TOWARDS A LISTING IN NEW YORK?

According to comments reported by Bloomberg, the CEO of the French group, Patrick Pouyanné, also declared in an interview that a change in the main listing of TotalEnergies from Paris to New York was “a legitimate question”, while indicating that the company’s headquarters would remain based in Paris.

“We are facing a situation where European shareholders are selling or maintaining their stake and US shareholders are buying (…). What is best for US shareholders? Do they prefer the shares to be primarily listed in New York or in Europe?

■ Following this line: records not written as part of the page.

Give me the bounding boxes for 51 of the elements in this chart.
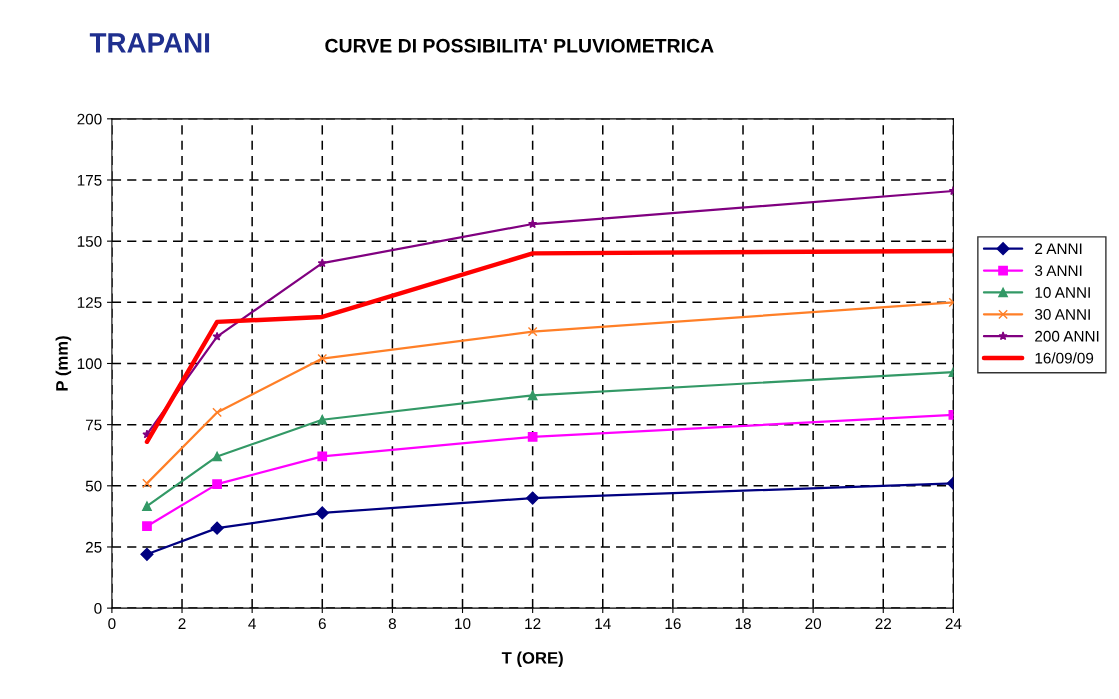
point [210, 521, 224, 535]
x-tick-label: 16 [665, 618, 681, 630]
chart-title: TRAPANI [89, 33, 210, 53]
legend-label: 30 ANNI [1034, 308, 1090, 320]
point [527, 390, 538, 401]
x-tick-label: 8 [388, 618, 396, 630]
x-tick-label: 0 [108, 618, 116, 630]
y-tick-label: 125 [77, 297, 102, 308]
x-tick-label: 14 [595, 618, 611, 629]
y-axis-title: P (mm) [55, 336, 72, 391]
legend-label: 10 ANNI [1035, 287, 1090, 298]
x-tick-label: 20 [805, 618, 822, 630]
point [212, 407, 222, 418]
x-tick-label: 2 [178, 618, 186, 629]
y-tick-label: 200 [77, 113, 102, 125]
x-axis-title: T (ORE) [501, 651, 563, 668]
x-tick-label: 12 [525, 618, 541, 629]
y-tick-label: 50 [85, 480, 102, 492]
y-tick-label: 75 [85, 419, 102, 431]
point [212, 451, 222, 462]
x-tick-label: 4 [248, 618, 256, 629]
point [317, 451, 328, 462]
point [527, 326, 538, 337]
chart-subtitle: CURVE DI POSSIBILITA' PLUVIOMETRICA [325, 38, 714, 53]
point [526, 491, 540, 505]
y-tick-label: 0 [94, 603, 102, 614]
point [315, 506, 329, 520]
x-tick-label: 24 [945, 618, 962, 629]
point [212, 479, 222, 489]
point [140, 547, 154, 561]
point [527, 219, 538, 229]
x-tick-label: 10 [455, 618, 471, 630]
x-tick-label: 22 [875, 618, 891, 629]
x-tick-label: 18 [735, 618, 751, 630]
y-tick-label: 150 [77, 236, 102, 247]
legend-label: 3 ANNI [1034, 265, 1082, 277]
point [142, 478, 152, 489]
legend-label: 200 ANNI [1035, 330, 1099, 342]
point [317, 258, 327, 268]
y-tick-label: 175 [77, 175, 102, 186]
legend-label: 2 ANNI [1035, 243, 1082, 255]
line-series [144, 248, 954, 444]
point [317, 353, 328, 364]
y-tick-label: 100 [77, 358, 102, 370]
y-tick-label: 25 [85, 541, 102, 553]
point [142, 501, 152, 511]
point [142, 521, 152, 532]
legend-label: 16/09/09 [1035, 352, 1094, 364]
point [317, 414, 328, 425]
point [527, 432, 538, 442]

I think when you ask the question, you have the answer,” he said.

A TotalEnergies spokesperson declined to comment on these statements.

The group also announced its decision not to include on the agenda of its general meeting of May 24 a proposed resolution, tabled by a group of shareholders representing less than 0.9% of the capital, aimed at obtaining a dissociation of the chairmanship of the board of directors and the general management of the company.

“The unity of the power of direction and representation of the company is part of a context of balance of powers particularly well supervised by the governance of the company (…)”, argued TotalEnergies in particular, recalling that It was up to its board to choose between a unified or dissociated mode of the functions of president and general director.